Sorting through the week’s new singles and songs that have surfaced online over the last seven days, Jamie Skey (@jamie_skey) presents five songs you need to hear this week…
Though apparently recorded in her bedroom, electronic songstress Zohara‘s second outing Lost trembles like a wind-swept Nordic panorama. This previously unreleased gem, Lost Online, rises and falls with fretful, shivery orchestrations, sounding like Bjork sending smoke signals to Nils Frahm over vast, snowy distances.
While sad-folk fans wait for backwater prince of the dispossessed Bon Iver’s next broken-hearted dispatch, Icelandic singer-songwriter Axel Flovent‘s Forest Fires serves as a poetically-penned picture postcard from the wild-places of the heart, signed and delivered by campfire-lit guitars and snowflake falsetto.

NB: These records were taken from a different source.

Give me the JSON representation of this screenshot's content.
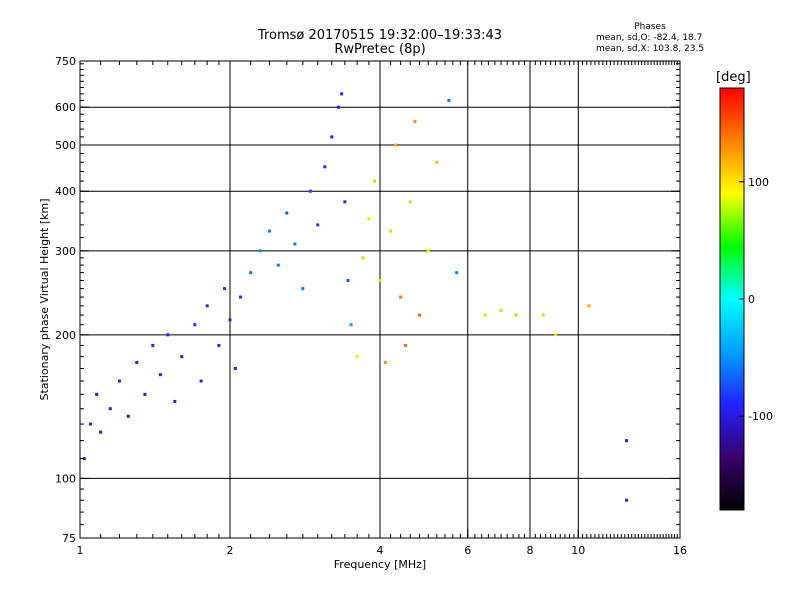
{
  "title": "Tromsø 20170515 19:32:00–19:33:43",
  "subtitle": "RwPretec (8p)",
  "info": {
    "heading": "Phases",
    "line1": "mean, sd,O: -82.4, 18.7",
    "line2": "mean, sd,X: 103.8, 23.5"
  },
  "colorbar": {
    "label": "[deg]",
    "range": [
      -180,
      180
    ],
    "ticks": [
      100,
      0,
      -100
    ],
    "colors": [
      "#000000",
      "#3a006e",
      "#2222ff",
      "#00a0ff",
      "#00ffff",
      "#00ff00",
      "#ffff00",
      "#ff8000",
      "#ff0000"
    ]
  },
  "chart_data": {
    "type": "scatter",
    "xlabel": "Frequency [MHz]",
    "ylabel": "Stationary phase Virtual Height [km]",
    "x_scale": "log",
    "y_scale": "log",
    "xlim": [
      1,
      16
    ],
    "ylim": [
      75,
      750
    ],
    "xticks": [
      1,
      2,
      4,
      6,
      8,
      10,
      16
    ],
    "yticks": [
      75,
      100,
      200,
      300,
      400,
      500,
      600,
      750
    ],
    "x_gridlines": [
      2,
      4,
      6,
      8,
      10
    ],
    "y_gridlines": [
      100,
      200,
      300,
      400,
      500,
      600
    ],
    "grid": true,
    "color_variable": "phase [deg]",
    "series": [
      {
        "points": [
          [
            1.02,
            110,
            -95
          ],
          [
            1.05,
            130,
            -100
          ],
          [
            1.08,
            150,
            -98
          ],
          [
            1.1,
            125,
            -105
          ],
          [
            1.15,
            140,
            -100
          ],
          [
            1.2,
            160,
            -95
          ],
          [
            1.25,
            135,
            -102
          ],
          [
            1.3,
            175,
            -95
          ],
          [
            1.35,
            150,
            -100
          ],
          [
            1.4,
            190,
            -92
          ],
          [
            1.45,
            165,
            -98
          ],
          [
            1.5,
            200,
            -90
          ],
          [
            1.55,
            145,
            -100
          ],
          [
            1.6,
            180,
            -94
          ],
          [
            1.7,
            210,
            -88
          ],
          [
            1.75,
            160,
            -96
          ],
          [
            1.8,
            230,
            -90
          ],
          [
            1.9,
            190,
            -92
          ],
          [
            1.95,
            250,
            -88
          ],
          [
            2.0,
            215,
            -90
          ],
          [
            2.05,
            170,
            -95
          ],
          [
            2.1,
            240,
            -85
          ],
          [
            2.2,
            270,
            -60
          ],
          [
            2.3,
            300,
            -55
          ],
          [
            2.4,
            330,
            -58
          ],
          [
            2.5,
            280,
            -60
          ],
          [
            2.6,
            360,
            -70
          ],
          [
            2.7,
            310,
            -60
          ],
          [
            2.8,
            250,
            -60
          ],
          [
            2.9,
            400,
            -80
          ],
          [
            3.0,
            340,
            -85
          ],
          [
            3.1,
            450,
            -90
          ],
          [
            3.2,
            520,
            -90
          ],
          [
            3.3,
            600,
            -95
          ],
          [
            3.35,
            640,
            -90
          ],
          [
            3.4,
            380,
            -85
          ],
          [
            3.45,
            260,
            -70
          ],
          [
            3.5,
            210,
            -40
          ],
          [
            3.6,
            180,
            100
          ],
          [
            3.7,
            290,
            110
          ],
          [
            3.8,
            350,
            100
          ],
          [
            3.9,
            420,
            110
          ],
          [
            4.0,
            260,
            105
          ],
          [
            4.1,
            175,
            130
          ],
          [
            4.2,
            330,
            110
          ],
          [
            4.3,
            500,
            120
          ],
          [
            4.4,
            240,
            140
          ],
          [
            4.5,
            190,
            145
          ],
          [
            4.6,
            380,
            110
          ],
          [
            4.7,
            560,
            130
          ],
          [
            4.8,
            220,
            145
          ],
          [
            5.0,
            300,
            100
          ],
          [
            5.2,
            460,
            115
          ],
          [
            5.5,
            620,
            -60
          ],
          [
            5.7,
            270,
            -55
          ],
          [
            6.5,
            220,
            105
          ],
          [
            7.0,
            225,
            110
          ],
          [
            7.5,
            220,
            115
          ],
          [
            8.5,
            220,
            110
          ],
          [
            9.0,
            200,
            100
          ],
          [
            10.5,
            230,
            120
          ],
          [
            12.5,
            120,
            -100
          ],
          [
            12.5,
            90,
            -95
          ]
        ]
      }
    ]
  }
}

The brand of rock peddled by London duo Panic Island is slick as a Josh Homme quiff and as spangly as The Killers’ pure-Vegas glitz. Their latest single Temples is a well-oiled anthem ready to go shoulder-to-shoulder with rock’n’roll’s high rollers.
Soul-folk magpie Rob Bravery is not afraid of cross-pollinating seemingly disparate styles. On his last single, Knock Out Ginger, the Bristolian blended near-Michael Jackson melodies with fleet-fingered folk filigrees and Massive Attack-like production. Taking us further down his wild, variegated garden path on Me, Myself And The Scurvy Knave, Bravery seems to have spun this particular yarn as if he had the entire Radiohead back-catalogue on one knee, and Where The Wild Things Are on the other.
Currently on tour with Seasick Steve, New Zealand-via-Holland weird-blues trio My Baby serve up acid-fried country stompers that will haunt your dreams for weeks, as on the sleazy, groove-laden Uprising.